Last week, Donald Trump’s campaign manager probably assaulted a reporter. According to multiple witnesses and partial video evidence, Corey Lewandowski grabbed former Breitbart staffer Michelle Fields’s arm and yanked her toward the floor with bruising force. Lewandowski has disputed those accounts. But what’s indisputable is that Lewandowski’s response to a woman having her arm bruised by someone at a press scrum was to publicly denounce her as delusional and treat the fact that she had once made sexual-harassment allegations against a congressman as proof that she is an “attention seeker.”
That response almost made it seem like Lewandowski is a bully who enjoys demeaning women. But does that really sound like the kind of person women’s-health advocate Donald Trump would hire to run his campaign? Alas, a new report from Politico suggests that this one time, the GOP front-runner’s extraordinary judgment may have failed him.
Before piloting the Trump train, Lewandowski was an operative with the Koch-brothers-backed advocacy group Americans for Prosperity. While Lewandowski rose quickly through the organization’s ranks and was admired by some of his co-workers as a “cowboy” with that “cool factor,” he also “boasted about threatening to ‘blow up’ the car of the organization’s chief financial officer over a late expense reimbursement check.” And then there was his relationship with an unnamed female underling:
The relationship ― and patience for Lewandowski within AFP ― reached a tipping point in October 2013. On the sidelines of a meeting of the group’s board in Manhattan, Lewandowski loudly berated the employee for challenging his authority, getting in her personal space and calling her a “c—” in front of a group of AFP employees, including some senior officials, according to three sources who either witnessed the exchange or dealt with its aftermath.
According to Politico, Lewandowski’s affinity for belittling women has not dissipated on the campaign trail.
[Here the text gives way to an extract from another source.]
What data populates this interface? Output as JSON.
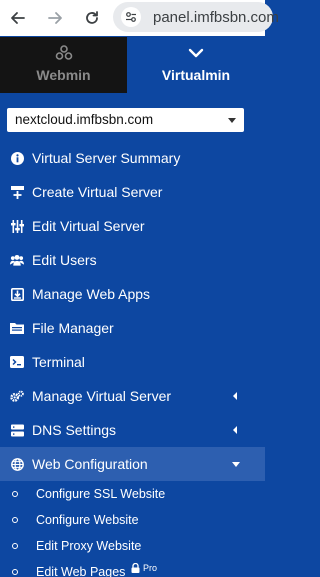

Additionally, reporters told POLITICO that Lewandowski has made sexually suggestive and at times vulgar comments to ― and about ― female journalists who have covered Trump’s presidential bid. One reporter who was on the receiving end of such comments described them as “completely inappropriate in a professional setting.”
This, along with Lewandowski’s penchant for verbally abusing other Trump staffers and controlling all access to the candidate, inspired a group of current and former campaign members to try to engineer his ouster. The rebels planned to deliver a letter outlining their concerns about Lewandowski to Trump’s head of security, right around the time of the South Carolina primary, Politico reports. But then Trump won South Carolina. And then he won Nevada. And then he completed his transition from laughingstock to presumptive GOP nominee. And the would-be mutineers gave up hope that the Donald would fire the manager who accompanied him on that rise.
But surely, at some point, Trump will realize his error and purge his campaign of any and all misogynistic elements. After all, what indication has the GOP front-runner ever given that he is willing to tolerate bullying or sexism?